This document defines what a task is, how it runs, and what agents are allowed to touch.
A task is a closed-world environment with:
- a deterministic initial state
- a constrained action surface
- a single success condition
A task does not test intelligence. It tests whether an agent can operate correctly under constraints.
Each task is a self-contained directory:
tasks/
<task_id>/
task.toml (preferred; task.yaml legacy)
setup.py
actions.py
validate.py
README.md (optional)
Nothing outside this directory may influence task behavior.
This file is purely declarative. Legacy task.yaml files are still accepted but should be considered read-only.
id = "filesystem_hidden_config"
suite = "filesystem"
version = 1
description = "Extract the correct configuration value from the filesystem."
deterministic = true
seed_behavior = "fixed"
[budgets]
steps = 200
tool_calls = 50
[action_surface]
source = "actions.py"
schema = "introspected"
[validator]
entrypoint = "validate.py:validate"
[sandbox]
filesystem_roots = ["/app"]
network_hosts = []Rules:
- No logic
- No conditionals
- No imports
- Deterministic tasks must declare sandbox allowlists (
filesystem_roots,network_hosts) - Once released, this file is immutable
- Changing behavior requires a new version
Creates the world. Responsibilities:
- Create files, directories, logs, mock services
- Seed all randomness
- Initialize hidden state Rules:
- Runs before the agent starts
- Agent cannot read or inspect setup code
- Must be deterministic given the seed
- No network access
- No wall-clock dependence
Defines everything the agent can do. If an action is not here, it does not exist. Rules:
- All actions are synchronous, logged, and budgeted
- No shell access
- No filesystem escape
- No reflection or inspection
Error handling:
- Actions return either a successful result or a structured error
- Never exceptions
The harness runs in discrete steps. Each step:
- Agent receives an observation
- Agent emits exactly one action
- Harness executes the action
- Result is recorded
- Budgets are decremented
No action batching. No background execution.

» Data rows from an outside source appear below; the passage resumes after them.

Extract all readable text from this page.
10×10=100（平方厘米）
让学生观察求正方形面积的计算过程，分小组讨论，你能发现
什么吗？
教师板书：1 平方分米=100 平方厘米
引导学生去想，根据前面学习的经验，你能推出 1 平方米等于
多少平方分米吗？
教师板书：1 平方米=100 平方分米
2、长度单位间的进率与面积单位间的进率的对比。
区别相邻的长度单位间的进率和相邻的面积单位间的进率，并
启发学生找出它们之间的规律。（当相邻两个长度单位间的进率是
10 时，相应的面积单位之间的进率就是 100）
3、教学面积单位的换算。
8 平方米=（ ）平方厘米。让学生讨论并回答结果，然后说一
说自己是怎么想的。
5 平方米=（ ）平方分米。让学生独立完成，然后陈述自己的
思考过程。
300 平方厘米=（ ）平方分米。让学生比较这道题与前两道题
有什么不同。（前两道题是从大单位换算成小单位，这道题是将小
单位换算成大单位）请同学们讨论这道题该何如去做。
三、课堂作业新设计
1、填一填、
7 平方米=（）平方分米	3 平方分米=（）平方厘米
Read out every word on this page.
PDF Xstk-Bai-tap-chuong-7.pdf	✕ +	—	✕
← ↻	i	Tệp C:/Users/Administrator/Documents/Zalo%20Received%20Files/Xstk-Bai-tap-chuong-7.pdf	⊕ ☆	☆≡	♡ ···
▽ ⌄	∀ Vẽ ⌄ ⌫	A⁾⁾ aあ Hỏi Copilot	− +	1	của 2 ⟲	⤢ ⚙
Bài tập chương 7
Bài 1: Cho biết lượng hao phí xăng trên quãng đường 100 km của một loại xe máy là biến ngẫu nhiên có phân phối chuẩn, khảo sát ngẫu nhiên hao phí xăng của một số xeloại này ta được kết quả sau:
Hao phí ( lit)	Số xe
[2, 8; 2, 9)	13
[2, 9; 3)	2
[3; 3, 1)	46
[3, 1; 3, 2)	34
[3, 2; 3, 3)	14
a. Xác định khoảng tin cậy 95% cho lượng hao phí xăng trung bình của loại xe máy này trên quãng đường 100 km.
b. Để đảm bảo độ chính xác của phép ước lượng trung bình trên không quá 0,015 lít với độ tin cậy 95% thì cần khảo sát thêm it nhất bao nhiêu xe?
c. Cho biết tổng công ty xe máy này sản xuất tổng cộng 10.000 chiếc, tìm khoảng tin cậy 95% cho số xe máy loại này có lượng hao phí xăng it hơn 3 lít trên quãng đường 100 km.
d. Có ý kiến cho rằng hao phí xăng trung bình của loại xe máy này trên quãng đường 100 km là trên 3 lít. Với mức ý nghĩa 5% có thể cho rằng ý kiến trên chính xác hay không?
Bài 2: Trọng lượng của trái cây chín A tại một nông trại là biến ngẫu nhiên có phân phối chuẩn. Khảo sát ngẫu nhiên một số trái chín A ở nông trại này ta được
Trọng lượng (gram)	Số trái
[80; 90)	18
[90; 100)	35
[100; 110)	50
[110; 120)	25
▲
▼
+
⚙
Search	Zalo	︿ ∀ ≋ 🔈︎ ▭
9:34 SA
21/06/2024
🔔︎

Every task enforces budgets. Budgets:
- steps
- tool_calls
- optional wall-clock timeout
A task ends when:
- validate() returns success
- Agent emits an invalid action
- Any budget is exhausted
- Harness encounters a fatal error
Agents can observe only what the task allows. Agents can see:
- Task description
- Action results
- Their own past actions
- Explicit visible state (if provided)
Agents cannot see:
- Setup code
- Validation logic
- Hidden files or state
- Ground truth answers
Defines success. Rules:
- Deterministic
- Final-state only
- No LLMs
- No partial credit
- No time-based logic
Given task id + version, random seed, and agent implementation, outcomes must be reproducible.
The harness enforces:
- Process isolation
- Read-only task metadata
- No filesystem escape (task access must stay within the manifest allowlist)
- No environment introspection
- No dynamic imports outside the task
- Per-step filesystem/network IO audit logged in traces and enforced in replay/strict
A good task:
- Fails brittle agents quickly
- Rewards conservative behavior
- Has exactly one right outcome
- Surfaces why the agent failed
A bad task:
- Requires guessing
- Encourages hacks
- Depends on timing
- Takes minutes to run
The task harness does not:
- Simulate the real world
- Test creativity
- Judge explanations
- Optimize for realism
- Every run produces a JSON artifact under
.agent_bench/runs/that captures metadata (run_id, trace_id, timestamps, harness version), per-step traces, and outcome metrics. - Trace viewers (CLI + Web UI) must surface that artifact verbatim; no summarization that hides the raw steps.
- Baseline tables derive only from persisted artifacts to keep comparisons reproducible.
- When freezing a task version, capture the relevant run IDs and carry them forward as regression fixtures.